Super spannend! KI ist aber nur ein Teil des Blogs zur Digitalen Ethik. Zu diesem Thema gehört noch viel mehr dazu, es ist ein sehr breit gefächertes Feld, deshalb die Frage: Warum sollten wir uns alle mit Digitaler Ethik beschäftigen?

Genau aus denselben Gründen, warum KI uns Sorgen bereiten kann: Die Folgenabschätzung bezüglich der Digitalisierung und ihre Auswirkungen auf Gesellschaft, Wirtschaft usw. Hier kann Digitale Ethik helfen, problematische Auswirkungen frühzeitig zu erkennen und entsprechende Handlungsweisen oder -optionen zu entwickeln. Wir können sogar einen Schritt weitergehen, zum Thema werteorientierte Gesellschaft, wie hier sie in Westeuropa existiert. Solche Ansätze können gleich beim Design von digitalen Geschäftsmodellen und Innovationen mit einfließen. 

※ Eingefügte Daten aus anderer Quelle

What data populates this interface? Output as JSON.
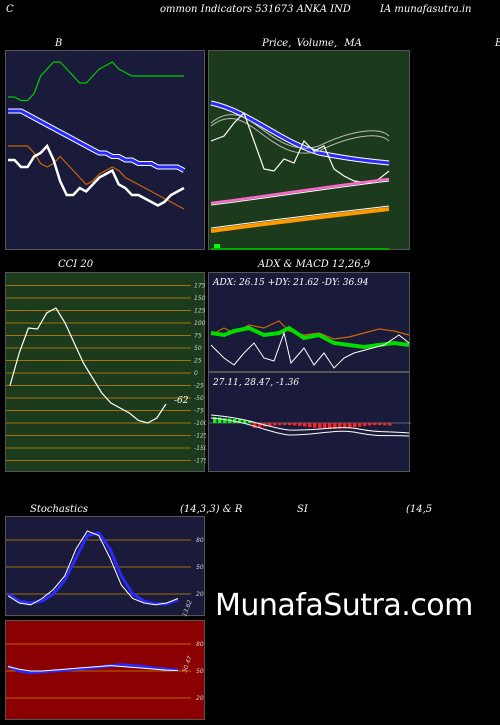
{
  "header": {
    "left_c": "C",
    "title": "ommon  Indicators 531673 ANKA IND",
    "site": "IA munafasutra.in"
  },
  "panels": {
    "b_title": "B",
    "price_title": "Price,",
    "price_title2": "Volume,",
    "price_title3": "MA",
    "right_b": "B",
    "cci_title": "CCI 20",
    "cci_value": "-62",
    "adx_title": "ADX  & MACD 12,26,9",
    "adx_text": "ADX: 26.15  +DY: 21.62  -DY: 36.94",
    "macd_text": "27.11,  28.47,  -1.36",
    "stoch_title": "Stochastics",
    "stoch_params": "(14,3,3) & R",
    "si_title": "SI",
    "si_params": "(14,5",
    "stoch_value": "13.62",
    "rsi_value": "50.47"
  },
  "watermark": "MunafaSutra.com",
  "colors": {
    "navy": "#1a1a3a",
    "green_panel": "#1c3a1c",
    "red_panel": "#8b0000",
    "orange": "#cc6600",
    "blue": "#2a2aff"
  },
  "chart_data": [
    {
      "type": "line",
      "name": "bollinger",
      "series": [
        {
          "values": [
            74,
            74,
            73,
            73,
            75,
            80,
            82,
            84,
            84,
            82,
            80,
            78,
            78,
            80,
            82,
            83,
            84,
            82,
            81,
            80,
            80,
            80,
            80,
            80,
            80,
            80,
            80,
            80
          ]
        },
        {
          "values": [
            70,
            70,
            70,
            69,
            68,
            67,
            66,
            65,
            64,
            63,
            62,
            61,
            60,
            59,
            58,
            58,
            57,
            57,
            56,
            56,
            55,
            55,
            55,
            54,
            54,
            54,
            54,
            53
          ]
        },
        {
          "values": [
            60,
            60,
            60,
            60,
            58,
            55,
            54,
            55,
            57,
            55,
            53,
            51,
            49,
            50,
            52,
            53,
            54,
            53,
            51,
            50,
            49,
            48,
            47,
            46,
            45,
            44,
            43,
            42
          ]
        },
        {
          "values": [
            56,
            56,
            54,
            54,
            57,
            58,
            60,
            56,
            50,
            46,
            46,
            48,
            47,
            49,
            51,
            52,
            53,
            49,
            48,
            46,
            46,
            45,
            44,
            43,
            44,
            46,
            47,
            48
          ]
        }
      ]
    },
    {
      "type": "line",
      "name": "cci",
      "yticks": [
        175,
        150,
        125,
        100,
        75,
        50,
        25,
        0,
        -25,
        -50,
        -75,
        -100,
        -125,
        -150,
        -175
      ],
      "values": [
        -25,
        40,
        90,
        88,
        120,
        130,
        100,
        60,
        20,
        -10,
        -40,
        -60,
        -70,
        -80,
        -95,
        -100,
        -90,
        -62
      ]
    },
    {
      "type": "line",
      "name": "stochastics",
      "yticks": [
        80,
        50,
        20
      ],
      "series": [
        {
          "values": [
            18,
            10,
            8,
            15,
            25,
            40,
            70,
            90,
            85,
            60,
            30,
            15,
            10,
            8,
            10,
            15
          ]
        },
        {
          "values": [
            20,
            12,
            10,
            12,
            20,
            35,
            60,
            85,
            88,
            70,
            40,
            20,
            12,
            9,
            9,
            13.62
          ]
        }
      ]
    },
    {
      "type": "line",
      "name": "rsi",
      "yticks": [
        80,
        50,
        20
      ],
      "series": [
        {
          "values": [
            55,
            52,
            50,
            50,
            51,
            52,
            53,
            54,
            55,
            56,
            55,
            54,
            53,
            52,
            51,
            50.47
          ]
        },
        {
          "values": [
            55,
            50,
            48,
            49,
            50,
            51,
            52,
            53,
            54,
            56,
            57,
            56,
            55,
            53,
            52,
            51
          ]
        }
      ]
    }
  ]
}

Es ist davon auszugehen, dass sich „fortschrittlichere“ Länder gleich zu Beginn einen Vorteil im Vergleich zu Wettbewerber:innen in anderen Kulturräumen erarbeiten können, indem sie Fragen der Digitalen Ethik von Beginn an einfließen lassen. Wie gehen wir damit um? Wie schützen wir unsere Privatsphäre? Wie schaffen wir Transparenz? Wie klären wir User:innen auf? Sich über solche Themen Gedanken machen. Ansätze dazu gibt es schon, manche Unternehmen arbeiten zum Beispiel mit Ethikboards oder setzen Ethics by Design ein. Damit relevante Fragen im Innovationprozess gleich von Anfang an mitgedacht werden. Digitale Ethik kann außerdem helfen, mögliche Lösungen für Dilemma-Situationen zu finden und Handlungsoptionen zu entwickeln, durch die Betrachtung aus verschiedenen Perspektiven.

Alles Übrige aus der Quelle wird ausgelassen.